J’avais embarqué le type de la TV en gare de Neuchâtel.
— On passera par la Vue-des-Alpes. C’est mieux pour découvrir le Haut.
— Comme vous voulez. Je suis en repérage pour une émission culturelle. Vous serez mon « fixeur ». Je dois trouver un sujet.
La brume se dégagea dans la descente du Reymond.
— Voyez, la ville est construite en damier, « à l’américaine ».
— A cause du Corbusier ?
Je n’ai pas voulu faire des précisions historiques. « Le Genevois » commençait à me les gonfler.
— Voici « Le Pod » et là le Club 44, un haut lieu de culture.
Le gars répondit à son portable.
— Ma productrice veut du « trash », convenable, suisse.
— Du « suisse trash ». Je vois.
La scène alternative musicale avait beaucoup souffert à cause du Covid.
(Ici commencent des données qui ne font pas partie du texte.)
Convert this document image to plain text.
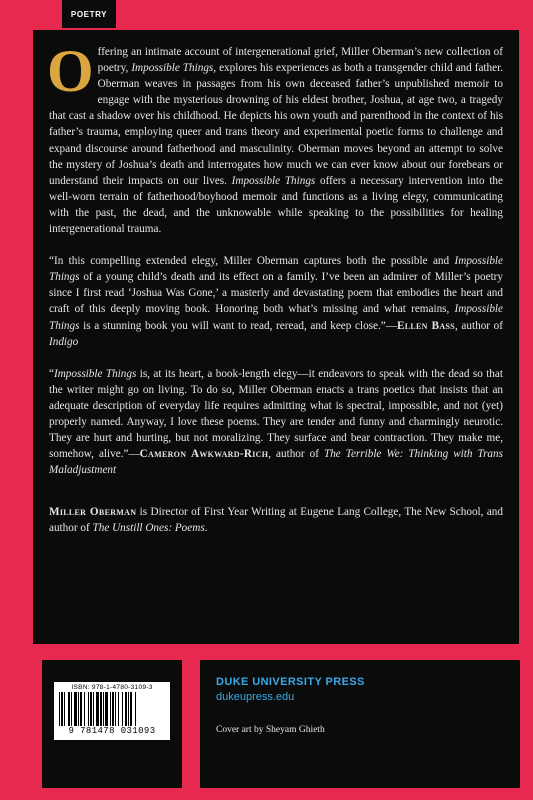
POETRY

Offering an intimate account of intergenerational grief, Miller Oberman’s new collection of poetry, Impossible Things, explores his experiences as both a transgender child and father. Oberman weaves in passages from his own deceased father’s unpublished memoir to engage with the mysterious drowning of his eldest brother, Joshua, at age two, a tragedy that cast a shadow over his childhood. He depicts his own youth and parenthood in the context of his father’s trauma, employing queer and trans theory and experimental poetic forms to challenge and expand discourse around fatherhood and masculinity. Oberman moves beyond an attempt to solve the mystery of Joshua’s death and interrogates how much we can ever know about our forebears or understand their impacts on our lives. Impossible Things offers a necessary intervention into the well-worn terrain of fatherhood/boyhood memoir and functions as a living elegy, communicating with the past, the dead, and the unknowable while speaking to the possibilities for healing intergenerational trauma.

“In this compelling extended elegy, Miller Oberman captures both the possible and Impossible Things of a young child’s death and its effect on a family. I’ve been an admirer of Miller’s poetry since I first read ‘Joshua Was Gone,’ a masterly and devastating poem that embodies the heart and craft of this deeply moving book. Honoring both what’s missing and what remains, Impossible Things is a stunning book you will want to read, reread, and keep close.”—Ellen Bass, author of Indigo

“Impossible Things is, at its heart, a book-length elegy—it endeavors to speak with the dead so that the writer might go on living. To do so, Miller Oberman enacts a trans poetics that insists that an adequate description of everyday life requires admitting what is spectral, impossible, and not (yet) properly named. Anyway, I love these poems. They are tender and funny and charmingly neurotic. They are hurt and hurting, but not moralizing. They surface and bear contraction. They make me, somehow, alive.”—Cameron Awkward-Rich, author of The Terrible We: Thinking with Trans Maladjustment

Miller Oberman is Director of First Year Writing at Eugene Lang College, The New School, and author of The Unstill Ones: Poems.

ISBN: 978-1-4780-3109-3
9 781478 031093
DUKE UNIVERSITY PRESS
dukeupress.edu
Cover art by Sheyam Ghieth
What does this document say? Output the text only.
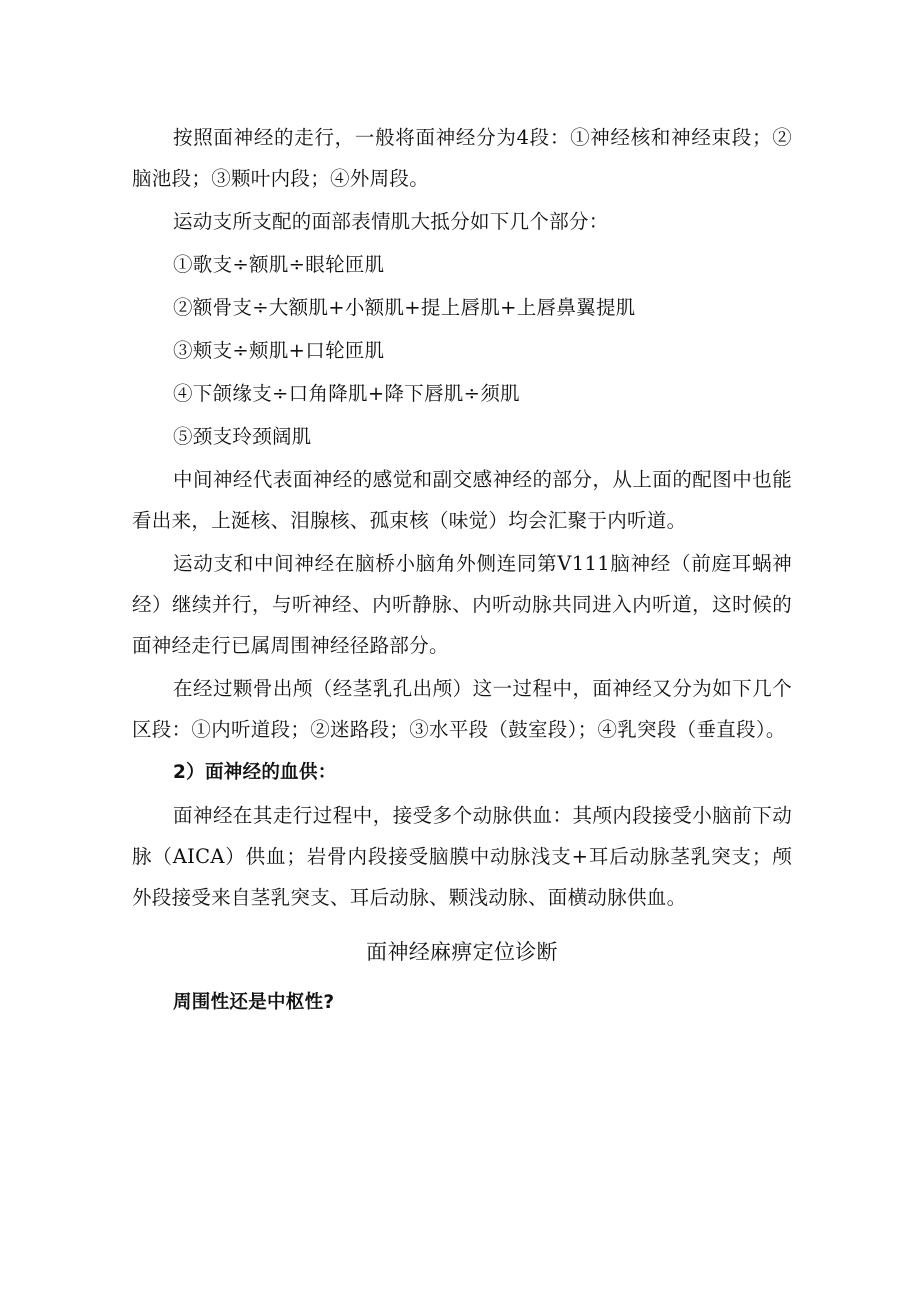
按照面神经的走行，一般将面神经分为4段：①神经核和神经束段；②脑池段；③颗叶内段；④外周段。

运动支所支配的面部表情肌大抵分如下几个部分：

①歌支÷额肌÷眼轮匝肌

②额骨支÷大额肌+小额肌+提上唇肌+上唇鼻翼提肌

③颊支÷颊肌+口轮匝肌

④下颌缘支÷口角降肌+降下唇肌÷须肌

⑤颈支玲颈阔肌

中间神经代表面神经的感觉和副交感神经的部分，从上面的配图中也能看出来，上涎核、泪腺核、孤束核（味觉）均会汇聚于内听道。

运动支和中间神经在脑桥小脑角外侧连同第V111脑神经（前庭耳蜗神经）继续并行，与听神经、内听静脉、内听动脉共同进入内听道，这时候的面神经走行已属周围神经径路部分。

在经过颗骨出颅（经茎乳孔出颅）这一过程中，面神经又分为如下几个区段：①内听道段；②迷路段；③水平段（鼓室段）；④乳突段（垂直段）。

2）面神经的血供：

面神经在其走行过程中，接受多个动脉供血：其颅内段接受小脑前下动脉（AICA）供血；岩骨内段接受脑膜中动脉浅支+耳后动脉茎乳突支；颅外段接受来自茎乳突支、耳后动脉、颗浅动脉、面横动脉供血。

面神经麻痹定位诊断

周围性还是中枢性?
Un oiseau siffla. Le printemps était venu. Je respirais mieux. 5/7/5 syllabes, j’avais trouvé !
Après la grande fontaine, je l’avais conduit vers une baraque bizarre.
— C’est le club secret des sonneurs de Haïku des Montagnes, des rebelles, du lourd. Ils continuent de se réunir au mépris des autorités sanitaires. Le toubib cantonal est un taliban de l’hygiène.
— Ail-cul ? C’est du dialecte ?
— Non, du japonais, une poésie minimaliste en tercet de 5, 7 et 5 syllabes.
Un type, allure de bûcheron barbu, nous avait ouvert :
« Bienvenue ami/Ici, le sens des mots luit/Pour te libérer ».
On nous servit des bières. Cela théorisait, versifiait, une fille en tong déclama des sons. Un blond à barbichette versa de la bleue. « Dans les vers », dis-je, me croyant drôle. L’eau se troubla comme nos pensées.
Le bûcheron prit à partie le « recherchiste », marchandant l’absinthe contre un haïku. L’autre ne savait plus où se mettre, perdant ses mots, comptant à rebours les syllabes. Il s’enfuit furieux. Et tout illuminé, je conclus qu’en fin de repérage se trouve le mot « rage ».